Here is some analysis. First, Barack Obama says there is a GWOT, however he appears to catalogue our enemy. He identified Al Qaeda and the Taliban specifically as part of the GWOT. He went on to say that there all sorts of other networks all over the world included in the enemy. This is reasonable. There are dozens if not hundreds of terrorist groups.

What was interesting was when asked if Iran was part of the GWOT, he gave a qualified answer. He said they were but a different part. He catalogued terrorists in Sunni and Shia. Of course, tactically it is important to treat Shia different from Sunni but I am not sure that you can divide the GWOT into Sunni and Shia terrorists. He then alluded to the war in Iraq being a distraction even though Saddam was a Sunni just like Al Qaeda. He makes a very confusing distinctions that he never explained fully and unfortunately O'Reilly didn't follow up.

Obama said that the military option would always be on the table when dealing with Iran. He said that we haven't "exhausted" our diplomatic options. He made some vague allusions that we haven't put enough pressure on the Europeans. This is, to me at least, a critic's mentality. The Bush administration has been working with the Europeans for much of the last two administrations. On Iran, my partisan analysis is that he has a naive idea that he can apply "pressure" that folks over decades have tried and failed. This is nonsense. The Europeans have no will, and the Iranians are determined to create this confrontation. I came away with the notion that Obama's diplomatic ideas with regard to Iran are as naive as I have always thought they were.

He insisted that Afghanistan is the center of the GWOT. He agreed with O'Reilly that without the cooperation of Pakistan we are going to have great difficulty in winning there. With regards to Pakistan, once again, I took away that he has a naive critic's mentality. Once again, he said that we aren't "putting enough pressure on the Pakistani government". He said we offer them military aid but don't ask for "enough democratic reforms" in return. First, he really doesn't know what Bush asks for in private. Second, Pakistan is an extremely complicated place. The notion that if we put more Democratic pressure that complicated country will suddenly straighten up is naive.

On UBL, he said that he wouldn't send in ground troops but would take any shot at him, from the air I suppose, that he got. Of course, this is exactly the same as the current policy and so while he's spent the last four years criticizing George Bush for not getting UBL, it appears that he will have the exact same strategy.

On Iraq, he did finally acknowledge that the surge has succeeded. Here is the relevant portion.

I think that the surge has succeeded in ways that nobody anticipated,” Obama said while refusing to retract his initial opposition to the surge. “I’ve already said it’s succeeded beyond our wildest dreams.”

Now, O'Reilly gave him a bit of a lifeline here.
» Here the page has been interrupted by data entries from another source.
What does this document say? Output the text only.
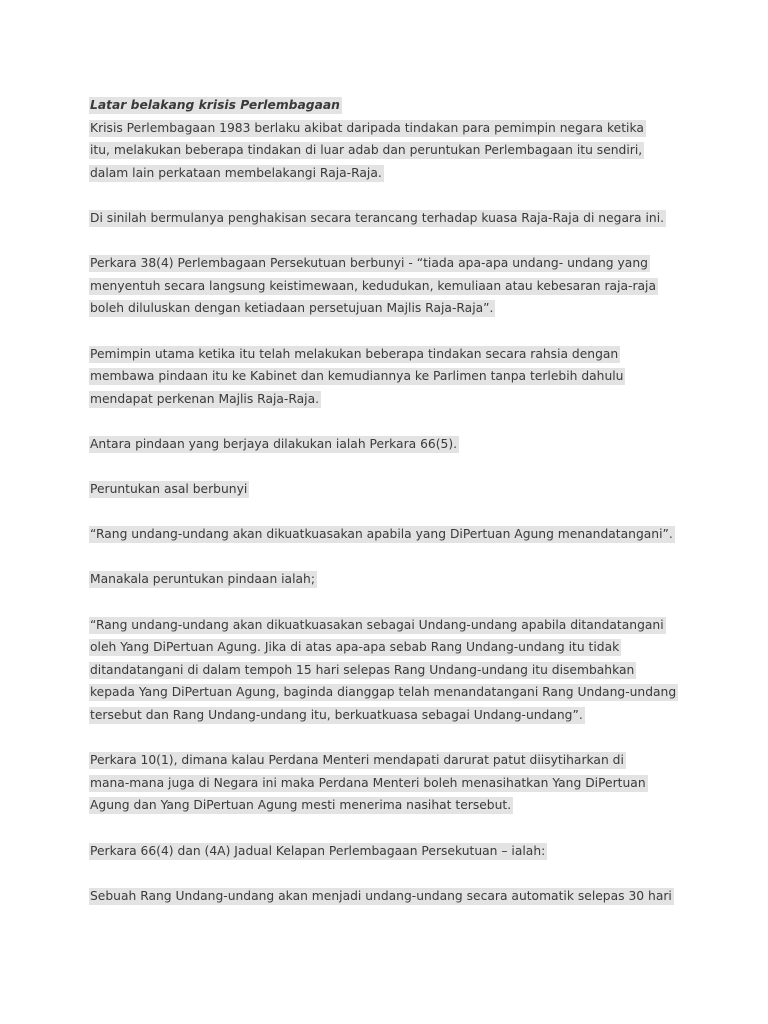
Latar belakang krisis Perlembagaan
Krisis Perlembagaan 1983 berlaku akibat daripada tindakan para pemimpin negara ketika
itu, melakukan beberapa tindakan di luar adab dan peruntukan Perlembagaan itu sendiri,
dalam lain perkataan membelakangi Raja-Raja.
Di sinilah bermulanya penghakisan secara terancang terhadap kuasa Raja-Raja di negara ini.
Perkara 38(4) Perlembagaan Persekutuan berbunyi - “tiada apa-apa undang- undang yang
menyentuh secara langsung keistimewaan, kedudukan, kemuliaan atau kebesaran raja-raja
boleh diluluskan dengan ketiadaan persetujuan Majlis Raja-Raja”.
Pemimpin utama ketika itu telah melakukan beberapa tindakan secara rahsia dengan
membawa pindaan itu ke Kabinet dan kemudiannya ke Parlimen tanpa terlebih dahulu
mendapat perkenan Majlis Raja-Raja.
Antara pindaan yang berjaya dilakukan ialah Perkara 66(5).
Peruntukan asal berbunyi
“Rang undang-undang akan dikuatkuasakan apabila yang DiPertuan Agung menandatangani”.
Manakala peruntukan pindaan ialah;
“Rang undang-undang akan dikuatkuasakan sebagai Undang-undang apabila ditandatangani
oleh Yang DiPertuan Agung. Jika di atas apa-apa sebab Rang Undang-undang itu tidak
ditandatangani di dalam tempoh 15 hari selepas Rang Undang-undang itu disembahkan
kepada Yang DiPertuan Agung, baginda dianggap telah menandatangani Rang Undang-undang
tersebut dan Rang Undang-undang itu, berkuatkuasa sebagai Undang-undang”.
Perkara 10(1), dimana kalau Perdana Menteri mendapati darurat patut diisytiharkan di
mana-mana juga di Negara ini maka Perdana Menteri boleh menasihatkan Yang DiPertuan
Agung dan Yang DiPertuan Agung mesti menerima nasihat tersebut.
Perkara 66(4) dan (4A) Jadual Kelapan Perlembagaan Persekutuan – ialah:
Sebuah Rang Undang-undang akan menjadi undang-undang secara automatik selepas 30 hari
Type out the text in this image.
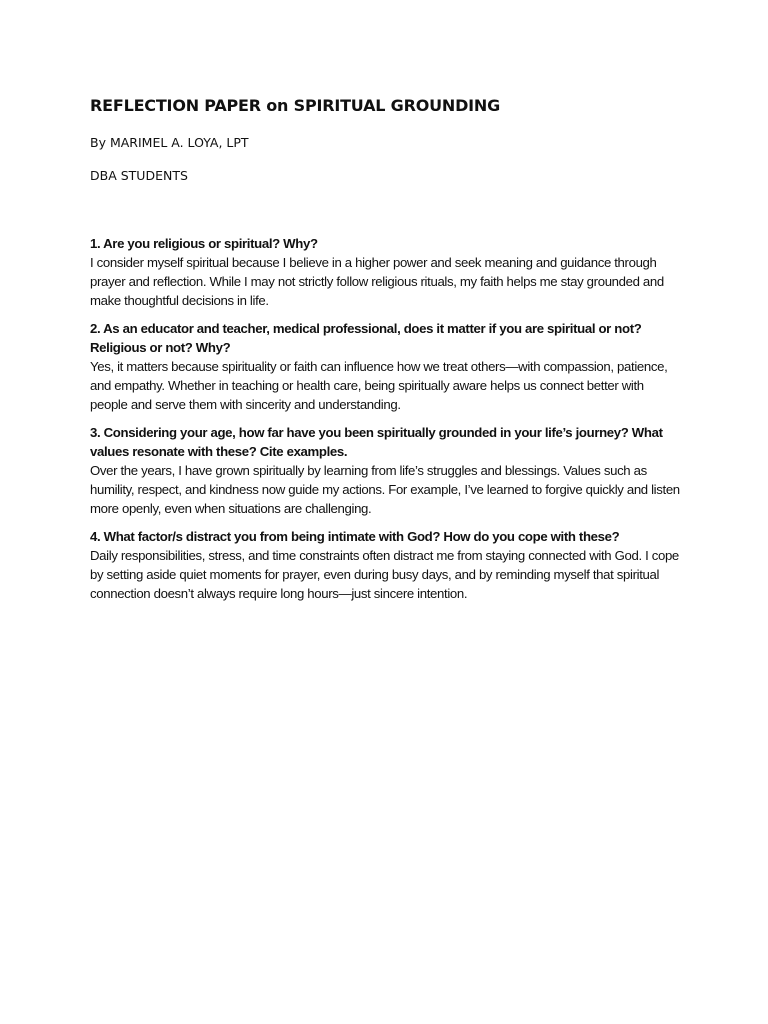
REFLECTION PAPER on SPIRITUAL GROUNDING

By MARIMEL A. LOYA, LPT

DBA STUDENTS

1. Are you religious or spiritual? Why?

I consider myself spiritual because I believe in a higher power and seek meaning and guidance through prayer and reflection. While I may not strictly follow religious rituals, my faith helps me stay grounded and make thoughtful decisions in life.

2. As an educator and teacher, medical professional, does it matter if you are spiritual or not? Religious or not? Why?

Yes, it matters because spirituality or faith can influence how we treat others—with compassion, patience, and empathy. Whether in teaching or health care, being spiritually aware helps us connect better with people and serve them with sincerity and understanding.

3. Considering your age, how far have you been spiritually grounded in your life’s journey? What values resonate with these? Cite examples.

Over the years, I have grown spiritually by learning from life’s struggles and blessings. Values such as humility, respect, and kindness now guide my actions. For example, I’ve learned to forgive quickly and listen more openly, even when situations are challenging.

4. What factor/s distract you from being intimate with God? How do you cope with these?

Daily responsibilities, stress, and time constraints often distract me from staying connected with God. I cope by setting aside quiet moments for prayer, even during busy days, and by reminding myself that spiritual connection doesn’t always require long hours—just sincere intention.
O'Reilly said that he believed that history would be with him that Iraq was in and of itself a mistake. (a point I disagree with and will address in a future post) Giving him that lifeline, O'Reilly then challenged him to admit that he was wrong on the surge. Obama refused and justified his refusal by saying that the Iraqis have not done enough politically. This is ironically absurd. Only days ago the Iraqis took over Anbar. This is the latest Iraqi progress. They have now either completed or are well on their way to completing 15 of 18 of the original benchmarks. More importantly, Maliki recently took on the Sadrites in Basrah. This operation was lead by Iraqi troops. Within a month of this operation, he sent in troops to lead an operation in Mosul against the remnants of AQI. They're near an oil sharing law, regional elections, and de Baathification. I would say that compared to the body Barack Obama currently occupies, the Iraqi government has made plenty of progress.

Here is ,part 2, and part 3, and part 4

1 comment:

Anonymous said...

"unfortunately O'Reilly didn't follow up"

You could say that over and over and over. It was just like the Clinton interview.

Bill asked a good questions. Obama gave an answer suited for the audience (which contradicts previous positions) and Bill let it go.

In fairness, bill did try to follow up on the "The surge will never work," but Bill let him off the hook.

Obama gets a B+ for his performance.